Deserted village in Norfolk, England

Bixley medieval settlement is a deserted medieval village in Norfolk, England, about 2 mi south-east of Norwich in the former parish of Bixley. It is a Scheduled Monument.

==History==
The Domesday Book of 1086 recorded that there were 19 adult males in Bixley. The population, shown later from tax records, was small in the 14th and 15th centuries compared to other villages in the hundred. In 1524 there were five taxpayers.

Neighbouring settlements at Arminghall and Belhawe have also disappeared. It is thought that villages near Norwich became deserted at the end of the medieval period due to people migrating to the city.

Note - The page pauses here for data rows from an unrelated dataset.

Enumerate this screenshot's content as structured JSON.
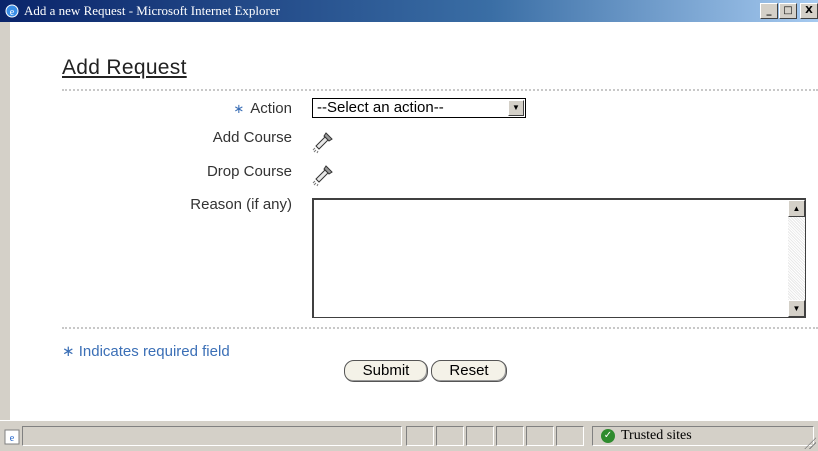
{
  "window": {
    "title": "Add a new Request - Microsoft Internet Explorer",
    "minimize": "_",
    "maximize": "□",
    "close": "X"
  },
  "form": {
    "title": "Add Request",
    "required_marker": "∗",
    "action_label": "Action",
    "action_select_value": "--Select an action--",
    "add_course_label": "Add Course",
    "drop_course_label": "Drop Course",
    "reason_label": "Reason (if any)",
    "reason_value": "",
    "required_note": "∗ Indicates required field",
    "submit_label": "Submit",
    "reset_label": "Reset"
  },
  "statusbar": {
    "zone": "Trusted sites"
  },
  "icons": {
    "lookup": "flashlight-icon",
    "browser": "ie-icon",
    "zone": "trusted-check-icon"
  },
  "colors": {
    "accent": "#3b6fb6",
    "title_bar": "#0a246a",
    "zone_ok": "#2e8b2e"
  }
}
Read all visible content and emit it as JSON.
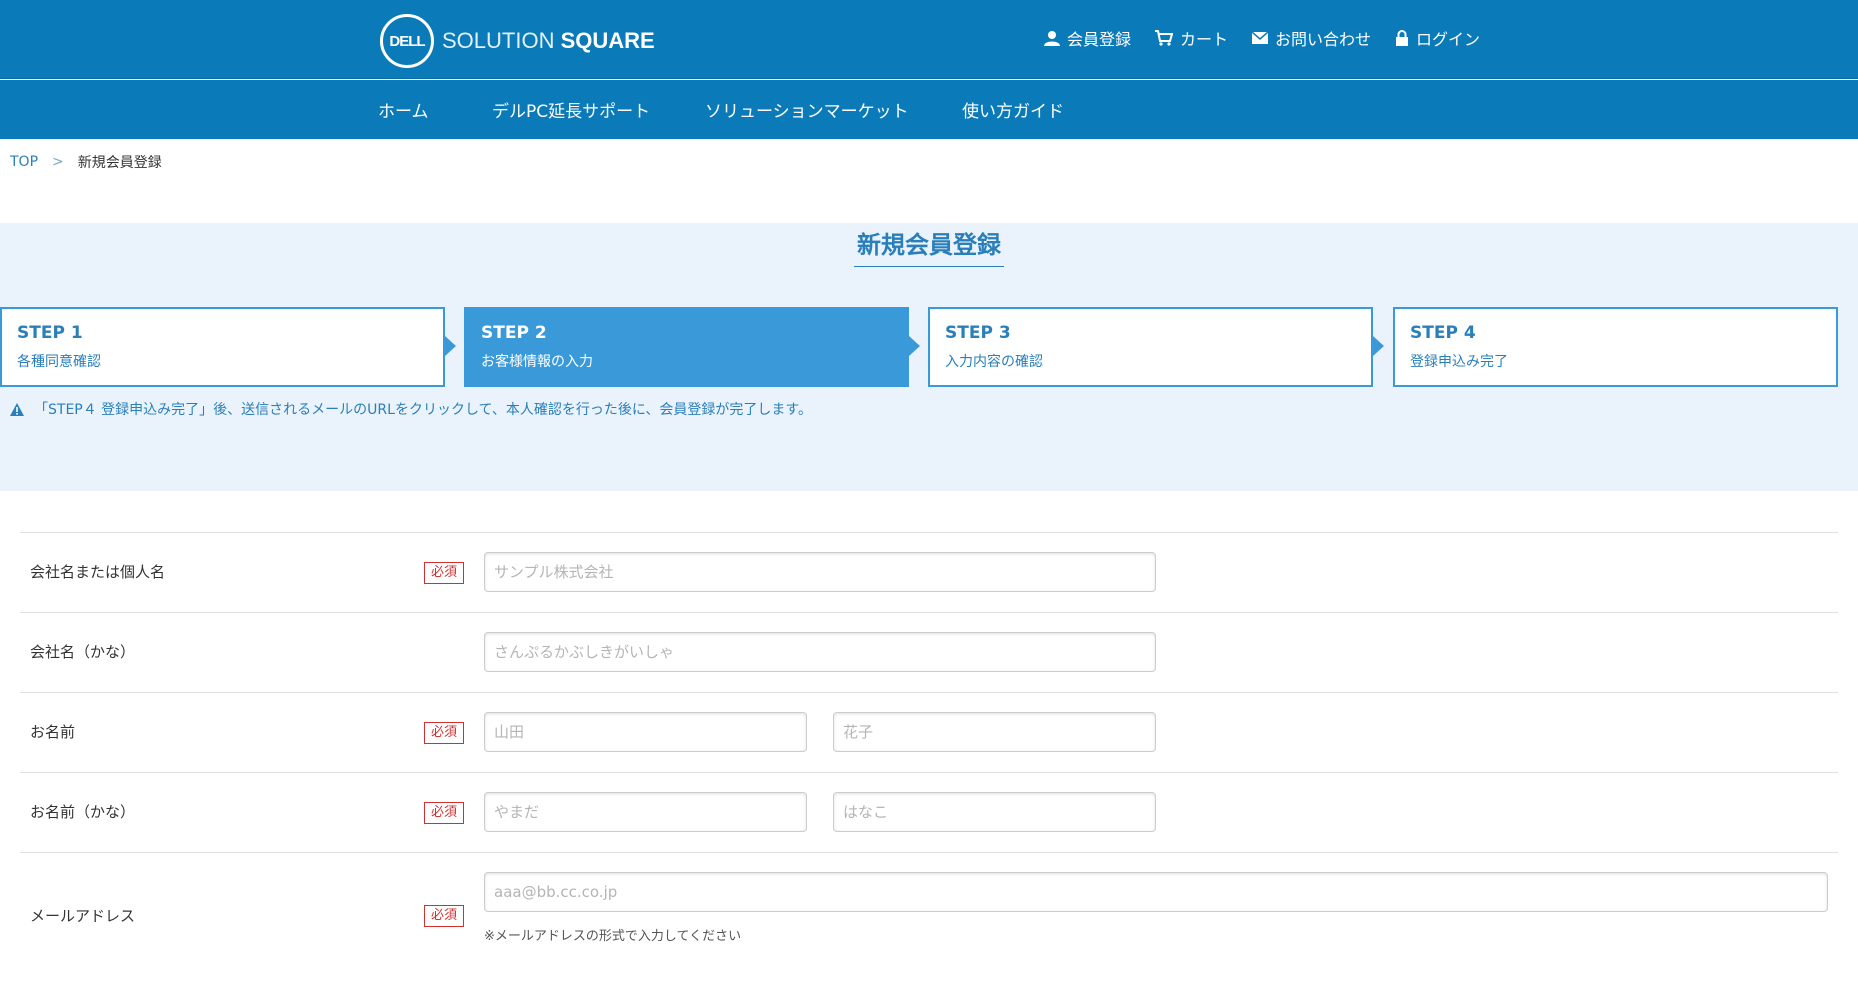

The church of St Wandregeselius is on the western edge of the site. Its tower dates from the early 14th century; the rest of the church dates from 1868. It is a Grade II* listed building. The roof and interior were destroyed by a fire in 2004.

==Earthworks==
Historic England notes that the remains are "among the most extensive of their kind in this region of East Anglia." Most of the earthworks are east of a green lane, part of a former road from Norwich to Bungay, closed in 1800, that passes immediately west of the church. Remains can be discerned of several groups of two or three homesteads; the groups are 85–150 m apart. Between the groups there is evidence of small fields and other enclosures, and of a system of lanes.

The adult male population of the village in 1086, recorded in the Domesday Book, included three bordars and thirteen sokemen: it is thought that this kind of population is shown by the arrangement of the settlement at Bixley.